D'ailleurs son principal animateur Ahmed Brahim, universitaire professeur de linguistique comparée, dit dans une interview accordée à l'hebdomadaire tunisien Réalités :« Nous constatons des tentations de mêler le religieux et le politique avec le risque que cela implique de ramener notre société des siècles en arrière. Or, nous sommes pour une démarche moderniste qui sépare clairement le sacré du profane. La Tunisie doit être enracinée dans son identité tout en étant ouverte sur les principes universels des droits de l'homme, ce qui n'est nullement une contradiction». Le deuxième parti c'est En-Nahdha, parti islamiste, que tous les sondages, la rue, la rumeur, la manipulation et la désinformation, accréditent d'un fort score et beaucoup de sièges à l'assemblée constituante.

Ce mouvement prône pour la Tunisie; la liberté, la justice et le développement. En direction de la jeunesse, qu'il sait être le meilleur investissement, pour la vie même de ce courant politique, ce mouvement proclame promouvoir un projet où la jeunesse demeurera maître de soi, émancipée, indépendante et preneuse de décision. En soulignant que le parti En-Nahdha soutient la jeunesse, toutes catégories confondues, et ne rejette aucunement toute œuvre artistique, quelle qu'elle soit. Néanmoins, la parade est connue. D'autres partis du même courant, dans la sphère géographique arabo-musulmane l'avaient, avant diverses élections, affirmé, mais une fois élus, tout fut remis en cause.

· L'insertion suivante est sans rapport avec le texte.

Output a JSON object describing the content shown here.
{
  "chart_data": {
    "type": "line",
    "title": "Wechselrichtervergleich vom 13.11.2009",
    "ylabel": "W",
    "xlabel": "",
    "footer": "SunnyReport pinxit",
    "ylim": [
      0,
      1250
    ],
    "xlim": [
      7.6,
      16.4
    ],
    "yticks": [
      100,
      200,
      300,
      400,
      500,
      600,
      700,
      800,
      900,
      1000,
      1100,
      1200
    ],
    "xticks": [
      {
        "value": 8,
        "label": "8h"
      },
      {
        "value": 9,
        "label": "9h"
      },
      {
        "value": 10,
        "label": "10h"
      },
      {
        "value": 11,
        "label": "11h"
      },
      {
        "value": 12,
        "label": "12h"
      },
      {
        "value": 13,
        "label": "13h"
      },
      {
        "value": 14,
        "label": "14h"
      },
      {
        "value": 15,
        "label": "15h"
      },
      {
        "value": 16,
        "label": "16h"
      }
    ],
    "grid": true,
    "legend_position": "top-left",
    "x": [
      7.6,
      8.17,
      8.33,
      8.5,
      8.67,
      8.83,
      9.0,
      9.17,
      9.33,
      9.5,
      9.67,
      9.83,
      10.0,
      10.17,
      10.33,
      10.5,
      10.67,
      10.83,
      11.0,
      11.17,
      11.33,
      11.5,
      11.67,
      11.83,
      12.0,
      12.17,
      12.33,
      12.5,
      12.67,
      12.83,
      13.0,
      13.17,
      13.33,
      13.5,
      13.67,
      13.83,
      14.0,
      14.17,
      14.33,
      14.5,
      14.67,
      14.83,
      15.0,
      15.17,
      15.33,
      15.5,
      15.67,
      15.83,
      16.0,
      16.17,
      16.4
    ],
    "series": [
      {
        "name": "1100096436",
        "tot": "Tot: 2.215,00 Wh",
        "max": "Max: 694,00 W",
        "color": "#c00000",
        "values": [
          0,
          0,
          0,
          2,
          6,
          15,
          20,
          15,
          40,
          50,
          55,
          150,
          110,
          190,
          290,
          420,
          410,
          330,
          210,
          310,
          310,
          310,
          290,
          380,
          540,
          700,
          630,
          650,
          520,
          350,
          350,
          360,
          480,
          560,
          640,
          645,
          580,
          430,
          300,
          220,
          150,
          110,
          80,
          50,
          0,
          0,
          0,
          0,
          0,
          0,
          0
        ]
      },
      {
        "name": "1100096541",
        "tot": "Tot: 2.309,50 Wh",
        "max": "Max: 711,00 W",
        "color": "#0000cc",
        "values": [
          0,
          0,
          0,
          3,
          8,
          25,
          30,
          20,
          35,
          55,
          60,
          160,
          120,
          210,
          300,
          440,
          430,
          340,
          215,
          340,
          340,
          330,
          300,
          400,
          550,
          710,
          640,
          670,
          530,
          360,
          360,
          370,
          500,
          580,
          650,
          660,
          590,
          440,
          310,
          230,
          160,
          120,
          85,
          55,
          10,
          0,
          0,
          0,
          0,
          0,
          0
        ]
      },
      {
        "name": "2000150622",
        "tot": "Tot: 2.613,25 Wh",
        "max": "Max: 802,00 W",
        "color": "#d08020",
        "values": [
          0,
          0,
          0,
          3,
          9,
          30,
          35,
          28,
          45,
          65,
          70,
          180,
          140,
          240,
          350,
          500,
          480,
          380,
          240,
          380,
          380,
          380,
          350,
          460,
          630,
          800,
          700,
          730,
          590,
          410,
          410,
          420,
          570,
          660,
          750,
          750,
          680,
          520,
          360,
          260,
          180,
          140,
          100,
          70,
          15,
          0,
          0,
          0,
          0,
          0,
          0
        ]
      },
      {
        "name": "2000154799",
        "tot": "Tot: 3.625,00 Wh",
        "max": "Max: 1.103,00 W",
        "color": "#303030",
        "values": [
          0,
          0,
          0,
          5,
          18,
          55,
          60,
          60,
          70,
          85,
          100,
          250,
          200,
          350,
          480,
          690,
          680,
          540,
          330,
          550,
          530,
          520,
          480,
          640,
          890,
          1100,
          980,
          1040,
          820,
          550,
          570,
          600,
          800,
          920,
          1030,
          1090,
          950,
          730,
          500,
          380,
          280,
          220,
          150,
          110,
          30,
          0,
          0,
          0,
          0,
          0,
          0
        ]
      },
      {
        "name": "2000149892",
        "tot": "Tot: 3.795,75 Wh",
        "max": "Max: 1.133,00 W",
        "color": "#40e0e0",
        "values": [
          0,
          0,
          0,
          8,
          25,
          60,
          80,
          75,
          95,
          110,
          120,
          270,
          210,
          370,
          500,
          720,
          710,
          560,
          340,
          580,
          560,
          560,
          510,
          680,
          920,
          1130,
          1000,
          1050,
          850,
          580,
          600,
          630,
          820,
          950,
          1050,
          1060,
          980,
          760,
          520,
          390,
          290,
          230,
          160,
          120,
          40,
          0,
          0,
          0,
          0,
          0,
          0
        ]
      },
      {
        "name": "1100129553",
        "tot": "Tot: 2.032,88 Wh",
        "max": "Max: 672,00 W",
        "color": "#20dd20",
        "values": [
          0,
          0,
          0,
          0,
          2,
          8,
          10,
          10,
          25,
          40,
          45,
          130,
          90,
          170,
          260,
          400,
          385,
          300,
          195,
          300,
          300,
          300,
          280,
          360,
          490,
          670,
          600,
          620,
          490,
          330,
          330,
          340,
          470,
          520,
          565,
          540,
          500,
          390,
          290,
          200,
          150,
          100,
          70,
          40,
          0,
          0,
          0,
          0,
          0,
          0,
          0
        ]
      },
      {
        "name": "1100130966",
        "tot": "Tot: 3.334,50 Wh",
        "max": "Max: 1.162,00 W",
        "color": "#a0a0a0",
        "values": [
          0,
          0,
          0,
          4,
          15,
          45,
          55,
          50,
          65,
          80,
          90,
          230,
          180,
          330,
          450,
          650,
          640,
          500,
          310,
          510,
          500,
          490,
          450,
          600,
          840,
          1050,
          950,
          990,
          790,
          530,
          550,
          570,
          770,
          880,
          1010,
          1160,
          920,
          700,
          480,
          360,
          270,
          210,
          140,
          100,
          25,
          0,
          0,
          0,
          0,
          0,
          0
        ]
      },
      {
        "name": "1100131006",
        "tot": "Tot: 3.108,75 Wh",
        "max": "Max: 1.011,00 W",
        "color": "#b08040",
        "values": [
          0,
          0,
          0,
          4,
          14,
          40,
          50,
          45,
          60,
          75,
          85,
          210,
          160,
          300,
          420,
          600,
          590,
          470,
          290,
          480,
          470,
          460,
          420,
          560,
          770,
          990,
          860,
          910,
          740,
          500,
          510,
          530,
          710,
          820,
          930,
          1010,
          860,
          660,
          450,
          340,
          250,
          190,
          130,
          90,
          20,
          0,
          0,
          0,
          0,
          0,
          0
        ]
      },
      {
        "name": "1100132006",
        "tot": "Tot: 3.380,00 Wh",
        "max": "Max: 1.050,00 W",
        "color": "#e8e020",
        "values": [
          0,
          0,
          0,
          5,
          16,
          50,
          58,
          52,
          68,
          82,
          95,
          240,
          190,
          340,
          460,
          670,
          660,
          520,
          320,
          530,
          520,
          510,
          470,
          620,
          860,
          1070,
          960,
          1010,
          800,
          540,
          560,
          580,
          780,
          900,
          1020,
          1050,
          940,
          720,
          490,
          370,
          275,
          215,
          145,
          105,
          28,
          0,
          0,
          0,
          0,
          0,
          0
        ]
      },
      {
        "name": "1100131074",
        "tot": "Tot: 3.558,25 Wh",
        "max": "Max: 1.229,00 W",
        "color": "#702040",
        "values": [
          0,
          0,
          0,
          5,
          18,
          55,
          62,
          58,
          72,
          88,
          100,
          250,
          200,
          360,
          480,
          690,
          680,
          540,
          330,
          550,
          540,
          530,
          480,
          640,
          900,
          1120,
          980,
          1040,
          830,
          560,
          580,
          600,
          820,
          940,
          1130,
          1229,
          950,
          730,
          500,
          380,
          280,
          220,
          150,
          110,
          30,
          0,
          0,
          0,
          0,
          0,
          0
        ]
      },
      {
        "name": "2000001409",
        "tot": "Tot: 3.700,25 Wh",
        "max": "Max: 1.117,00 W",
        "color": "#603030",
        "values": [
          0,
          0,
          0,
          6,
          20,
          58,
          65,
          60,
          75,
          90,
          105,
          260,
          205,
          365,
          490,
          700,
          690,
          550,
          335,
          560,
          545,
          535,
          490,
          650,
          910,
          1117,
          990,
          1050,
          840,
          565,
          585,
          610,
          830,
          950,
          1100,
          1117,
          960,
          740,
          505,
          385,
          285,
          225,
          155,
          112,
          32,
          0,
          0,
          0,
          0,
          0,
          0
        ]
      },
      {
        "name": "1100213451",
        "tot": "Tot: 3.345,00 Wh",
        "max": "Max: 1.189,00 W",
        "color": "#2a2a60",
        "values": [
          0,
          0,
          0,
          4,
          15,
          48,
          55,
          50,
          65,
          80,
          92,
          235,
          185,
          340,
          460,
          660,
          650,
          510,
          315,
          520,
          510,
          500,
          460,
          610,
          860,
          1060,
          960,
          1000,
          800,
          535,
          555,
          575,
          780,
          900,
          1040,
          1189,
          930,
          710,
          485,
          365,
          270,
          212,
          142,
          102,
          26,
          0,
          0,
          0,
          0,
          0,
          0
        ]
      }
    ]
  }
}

La troisième formation est conduite par le parti communiste ouvrier tunisien, le PCOT, dont le secrétaire général depuis le congrès de juillet 2011, est Hama Hamami, qui souvent, durant sa courte vie, né en 1952, il avait connu les geôles sous Bourguiba et plus encore du temps de Ben Ali, jusqu'au bout, puisque le 12 janvier 2011, il fut emprisonné, pour être libéré le 14, jour de la fuite de son geôlier. Ce parti avait décidé, lors de ce congrès de garder le substantif communiste, pour préserver son histoire et conserver la mémoire du sacrifice de tous les communistes tunisiens pendant 50 ans, persécutés.

Il y a aussi le Ettakatol, social démocrate, conduit par Moustafa Ben Jaafar issu du Forum Démocratique pour le Travail et les Libertés FDTL, cette formation présente un programme de campagne contenant 100 propositions, classées selon ces six axes: -une deuxième République fondée sur une nouvelle Constitution qui conserve les acquis, et rompt avec la dictature-, -de nouveaux principes de gouvernance pour l'instauration de l'Etat de droit-, - des approches nouvelles et pionnières en matière de politique étrangère-, -un nouveau modèle de développement pour une économie solide et solidaire-, -un projet de société pour une vie digne- et un cadre de vie harmonieux pour une société citoyenne-. Le FDTL est pour un régime présidentiel, avec un président élu pour un mandat de cinq ans renouvelable une fois, et qui n'exercera pas le pouvoir exécutif mais jouera un rôle d'arbitre. Enfin il y a en course le Parti démocrate progressiste (PDP) de sa secrétaire générale, madame Maya Jribi. Celui-ci défend le concept d'une économie réelle qui crée de la croissance et de l'emploi, et non pas une économie spéculative. Une économie qui répondrait aux premiers besoins des tunisiens : emploi et vie digne, et qui redistribue d'une manière plus juste les richesses.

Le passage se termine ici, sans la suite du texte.